By enforcing residual income requirements, the VA increases the chances of its borrowers earning sufficient income to meet all financial obligations, and also ensures borrowers have a cushion in the event of an emergency.
When you apply for a VA Loan, your Mortgage Specialist from Veterans United will pull your credit score from the three leading credit agencies and examine your debt-to-income ratio.
Finally, a veteran applying for a VA Loan must not have been discharged under dishonorable conditions.
VA Funding Fee
Generally, all Veterans using the VA Home Loan Guaranty benefit must pay a funding fee. This reduces the loan’s cost to taxpayers considering that a VA loan requires no down payment and has no monthly mortgage insurance. The funding fee is a percentage of the loan amount which varies based on the type of loan and your military category, if you are a first-time or subsequent loan user, and whether you make a down payment. You have the option to finance the VA funding fee or pay it in cash, but the funding fee must be paid at closing time. You do not have to pay the fee if you are a:
- Veteran receiving VA compensation for a service-connected disability, OR
- Veteran who would be entitled to receive compensation for a service-connected disability if you did not receive retirement or active duty pay, OR
- Surviving spouse of a Veteran who died in service or from a service-connected disability.
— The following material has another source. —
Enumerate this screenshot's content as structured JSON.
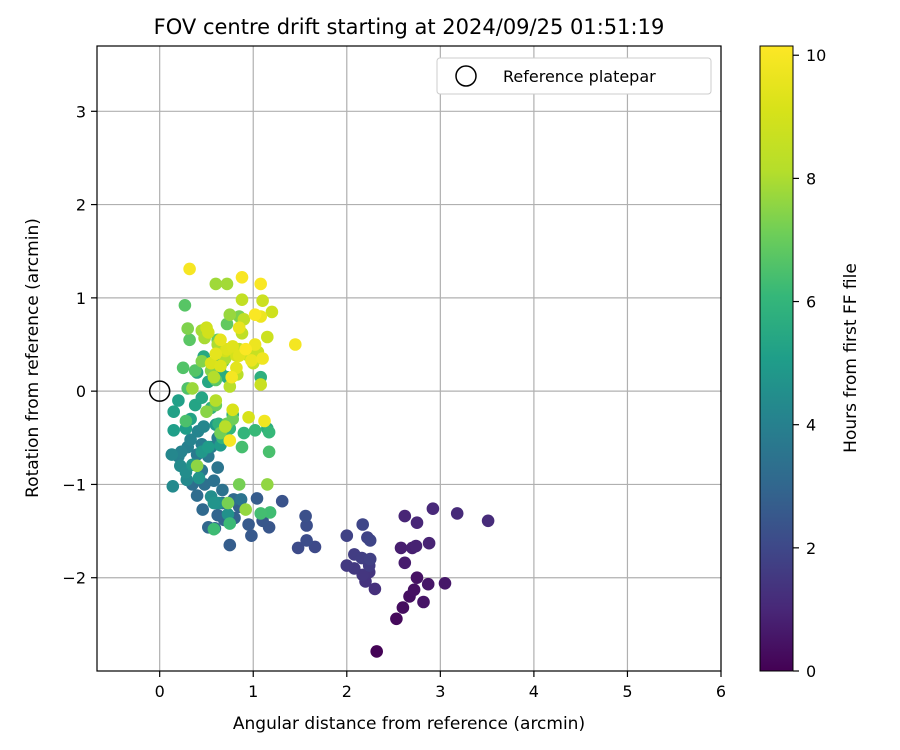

The funding fee for second time users who do not make a down payment is slightly higher. Also, National Guard and Reserve Veterans pay a slightly higher funding fee percentage. See Loan Fees for more information about loan costs. Some lenders offer IRRRLs as an opportunity to reduce the term of your loan from 30 years to 15 years. While this can save you money in interest over the life of the loan, you may see a very large increase in your monthly payment if the reduction in the interest rate is not at least one percent (two percent is better). Beware: It could be a bigger increase than you can afford.